Friday, January 16, 2015

Movie review - "Grease 2" (1982) ***

Like a surprisingly large amount of people I have an affection for this much-maligned sequel, in part because of the set up: nerdy guy, considered a joke by the cool kids, becomes a cool motorcyclist and wins the heart of Michelle Pfeiffer. So I'm not very objective about it, but I will do my best.

It was directed by a choreographer, Pat Birch, and she does a decent job - the screen is packed full of production value (it's very bright and colourful), and there are some well shot numbers, such as "Back to School" (which feels like the one bit in the movie everyone can admit they like) but also "Score Tonight" and "Reproduction".

I felt the music is good too; it lacks Grease's classics, but there are some genuinely strong rock numbers ("Back to School", "Cool Rider", "Prowlin'"), some very fun over the top ones ("Reproduction", "Score Tonight", "Let's Do It For Our Country", "Rock a Hula-Luau"), the camp classic "Who's That Guy?" (with ridiculous lyrics but a thumping, kick arse bass), some syrupy sweet tacky ballads that I actually liked ("Charade", "Turn Back the Hands of Time") and the sweet "Girl for All Seasons". The only real flat song in the soundtrack is "We'll be Together" but you don't mind so much since it's at the end.

Michelle Pfeiffer is an absolute star in this movie - the people who didn't discover her until The Fabulous Baker Boys were foolish, her charisma is all over this, and she's absolutely perfect; not the best singer or dancer it's admitted, but so well cast.

The supporting T-birds and Pink Ladies are strong - not outstanding but up to the standard of Grease: Lorna Luft, Adrian Zmed, Maureen Teefy (who did Fame and this then seemed to vanish) etc. Plus there's some fun adults, like Eve Arden (making every line a winner), Sid Caesar, Tab Hunter, Connie Stevens, etc - as well small roles from Matt Lattanzi and Lucinda Dickey.

So what are the main flaws? (I'm aware all the things I listed above are positive, others might find negative.) Maxwell Caulfield is a big one - he's got the right look for the role, dreamy and sensitive and all that, but he doesn't have Pfeiffer's charisma and strength; he has this moony look far too much of the time, as if he spends a lot of his down time staring at himself in the mirror. (Check out the poster - Pfeiffer's eyes are alive and engaged, looking at Caulfield; he's just staring at the mirror.) It's also really annoying he can't sing or dance; Pfeiffer gets by just but Caulfield collapses. Neither of them have the genuine performing chops of Olivia Newton John and John Travolta - surely they considered other names for the lead?

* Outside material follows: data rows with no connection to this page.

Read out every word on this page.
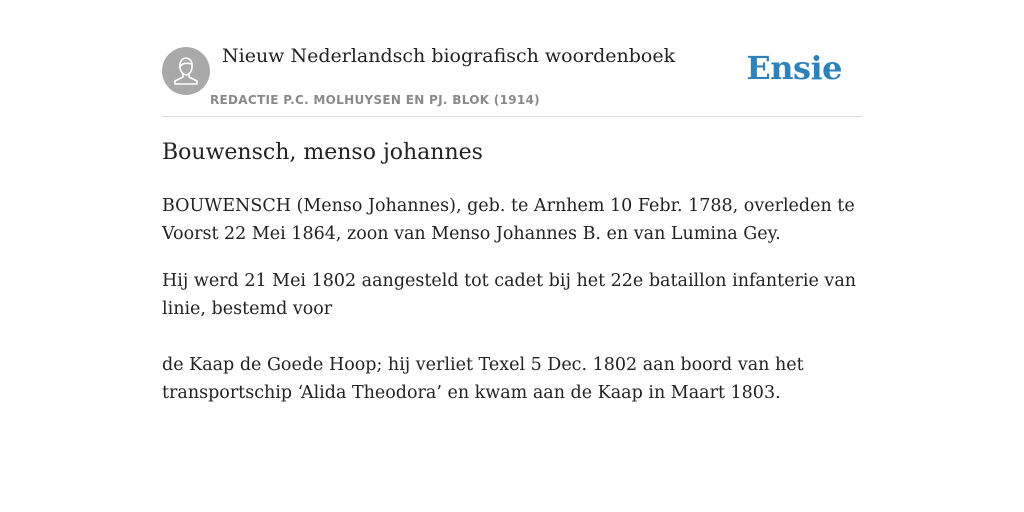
Nieuw Nederlandsch biografisch woordenboek
REDACTIE P.C. MOLHUYSEN EN PJ. BLOK (1914)
Ensie
Bouwensch, menso johannes

BOUWENSCH (Menso Johannes), geb. te Arnhem 10 Febr. 1788, overleden te Voorst 22 Mei 1864, zoon van Menso Johannes B. en van Lumina Gey.

Hij werd 21 Mei 1802 aangesteld tot cadet bij het 22e bataillon infanterie van linie, bestemd voor

de Kaap de Goede Hoop; hij verliet Texel 5 Dec. 1802 aan boord van het transportschip ‘Alida Theodora’ en kwam aan de Kaap in Maart 1803.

It's not all Caulfield's fault - the script is a lot to blame because of it's structural dodginess. Pfeiffer is set up at the beginning as being over Adrian Zmed and sick of life as a Pink Lady - so it doesn't make sense that she turns down Caulfield (the real guy not the pretend guy) because she's a Pink Lady. Also Zmed is meant to be jealous over Pfeiffer but hooks up with Lorna Luft straight away - so when he continually whinges to Pfeiffer it gets dull and repetitive.

(I have a friend who wanted to remake this as a lesbian love story with Michael and the Cool Rider as a girl - it made more sense that way because then you have the societal block of Stephanie being attracted to a woman.)

This problem is increased by the fact they weaken the T-Birds too much - in the original sure the T-Birds could be clowns but Danny Zuko and Knickie were bad-asses who didn't back down from a fight; here Zmed and the others are downright cowardly, running away from Balmudo and generally being idiots. It makes no sense that there are all these scenes were they chase after the Cool Rider (who, after all, helped them by knocking over Balmudo). It also means at the end when Zmed invites Caulfield to join the T Birds there's no sense of triumph as he is obviously too cool for that group by then.

It's nice how Pfeiffer and Caulfield bond genuinely when he helps her study, but that comes too late in the film; and far too often it's like these two are in their own movie, separate from the others. Danny and Sandy in Grease were in the thick of things, with Danny head of the gang and Sandy wanting to join the girl gang - but Michael is off doing his own thing, and Stephanie barely wanting to be a Pink Lady. (In the production number 'Reproduction', it jars you when you see Caulfield and Pfeiffer joining in - you're reminded that they actually go to this school and sit in the same classes as the others.)

I think this problem might have been fixed if Michael had been related to one of the T Birds instead of Didi Conn; I get why they went the way they did, but at least then he would have had more connection to the boys, and had some mates. Also Stephanie/Pfeiffer really needed to lead the Pink Ladies.

Anyway, it's all done now and the movie lives on in the hearts of it's fans.